The legislation, spurred by the 2014 death of a Berks County mother in prison as a result of a truancy violation, shifts the focus of dealing with truancy to schools from the court system, and imposes new requirements before a case can be sent to the courts or a person can be jailed for truancy.
“This bill returns the power to address truancy to the schools, the administrators and teachers who know their students best,” Schwank said. “This really is the right way to address truancy.”
“The Commonwealth’s truancy statute is in dire need of revisions that will refocus the law on improving school attendance and solving a child’s problems rather than needlessly incarcerating parents who cannot afford to pay fines,” Greenleaf said. “Our current truancy statute has resulted in the tragic death of a jailed mother—and inexcusable failure of justice.”
Instead of relying on court intervention, schools would be first required to address the underlying cause of a student’s unexcused absence by the development of individualized plans. Prison sentences could be used only as a last resort and for no more than three days.

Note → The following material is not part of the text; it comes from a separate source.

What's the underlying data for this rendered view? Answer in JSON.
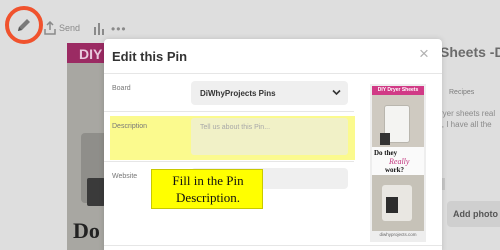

Schwank called Eileen DiNino’s 2014 death in Berks County Prison a wake-up call that led to increased awareness about the differences in how different school districts and courts handled truancy cases.
“The bill won’t bring Eileen back, but hopefully it will prevent any other family from experiencing the same pain,” Schwank said.
Under the bill, which now will be returned to the House of Representatives to approve the changes made by the Senate, schools will be required respond to truancy cases as soon as a child becomes truant. Schools would be required to notify parents or guardians and offer intervention services on the first instance of truancy.
If the truancy is repeated, schools would be required to attempt to meet with the parents or guardian and explore the need and availability of assistive services, before they could refer a case to the court system.
There could be any number of reasons for truancy, Schwank said. For example, sick or working parents who are unable to transport the student to school; or families who cannot afford childcare use students to babysit younger siblings. No matter the reason, missing school can have long-lasting repercussions, especially for low-income families.
“If students aren’t in school they can’t learn,” Schwank said. “It’s another strike against them.”